To be technical, Slaski hasn't taken many actual steps since a sledding accident in November 1989 left him paralyzed from the waist down. He was 22 and active, both as an athlete and an official who was calling youth soccer and baseball games. He told me that he was looking to see how far he could go with that, perhaps getting to the FIFA level and calling international games.
"To be informed by the doctors that my life would be dramatically changing certainly was a hard pill to swallow," he told Clausen. "But they say whatever doesn't break you makes you stronger, and there certainly has been a lot of good that has come about from a tragic situation."
Like so many others, Slaski learned to play wheelchair basketball while in rehab and joined the local Syracuse Flyers and later played with the more competitive EPVA Eagles and Rochester Wheels, all clubs in the National Wheelchair Basketball Association. He also played sled hockey, rising up to the national team level in the late 1990s.
But he hadn't lost that love of officiating games. That's right, for all you ref baiters and hecklers out there (and yes, I've been one at times). The officials who whistle our games do it because they love it. Nobody puts themselves in the line of that abusive fire just for the money.
I could hear it in Clausen's voice too when I called him to talk about the article and Slaski. He understood why it was important to the hero of his story, because he understands the love of the game that brings officials to the courts day after day and night after night.

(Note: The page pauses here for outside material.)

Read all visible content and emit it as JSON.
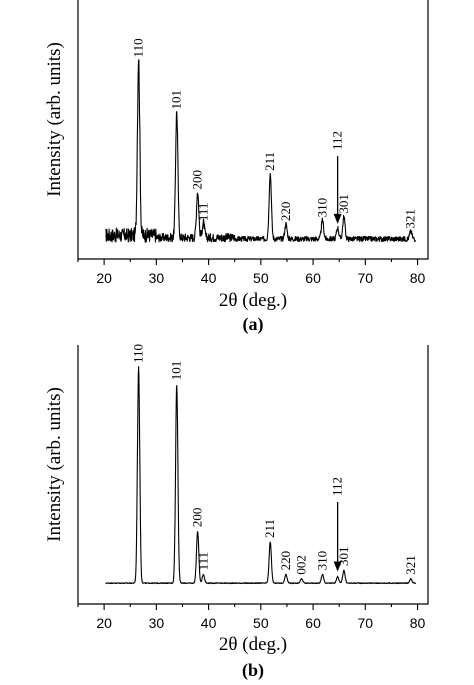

Slaski moved from player to official in wheelchair basketball working tournaments and games across the country. He's not the only one to do that but there are only a handful. When he moved to Rochester, he looked past what many would call a disability and got several of the organizations that approve and schedule officials to do so as well.
It wasn't just by asking. He had to do the same training, pass the same rules and fitness tests, and be evaluated on the same level as every other aspiring official.
As recounted by Clausen, one of Slaski's first high school games was a girl's varsity scrimmage Henderson was there to observe the ref using a wheelchair.
"This game had the flair," Henderson said. "Right off the bat, it is a fast break this way and a fast break that way. It was game on. We had bodies on the floor. We had intensity, and that's when he stepped into the game. He established he could officiate and he could keep up with the flow of game."
He also said no special accommodations have been made for Slaski. None were asked for.
"It's empowering," Slaski said of officiating. "I love it. I get a lot of joy and satisfaction out of it. I also think that it's good that the youth, the children, are seeing somebody with a significant disability in a leadership position."
It's not bad for their parents to see it either.
Slaski is never going to get that chance to call a world class soccer match but he’s still pushing forward. Along with calling more standing games, he is excited to get back to doing NWBA games and he's hoping to work the wheelchair basketball games at the Défi sportif AlterGo, a multi-adaptive sport event that begins the end of April in Montreal.
He said that IWBF referees will be there and he wants to learn what it will take to join them on the international stage.
I queried IWBF Secretary General Maureen Orchard who told me that there are currently no IWBF accredited officials using a wheelchair and none that she could recall on that level. She also said that there was nothing precluding anyone from going through the process to see if they could make the grade.
That's what it's all about, right? You can't make the shot if you don't take it.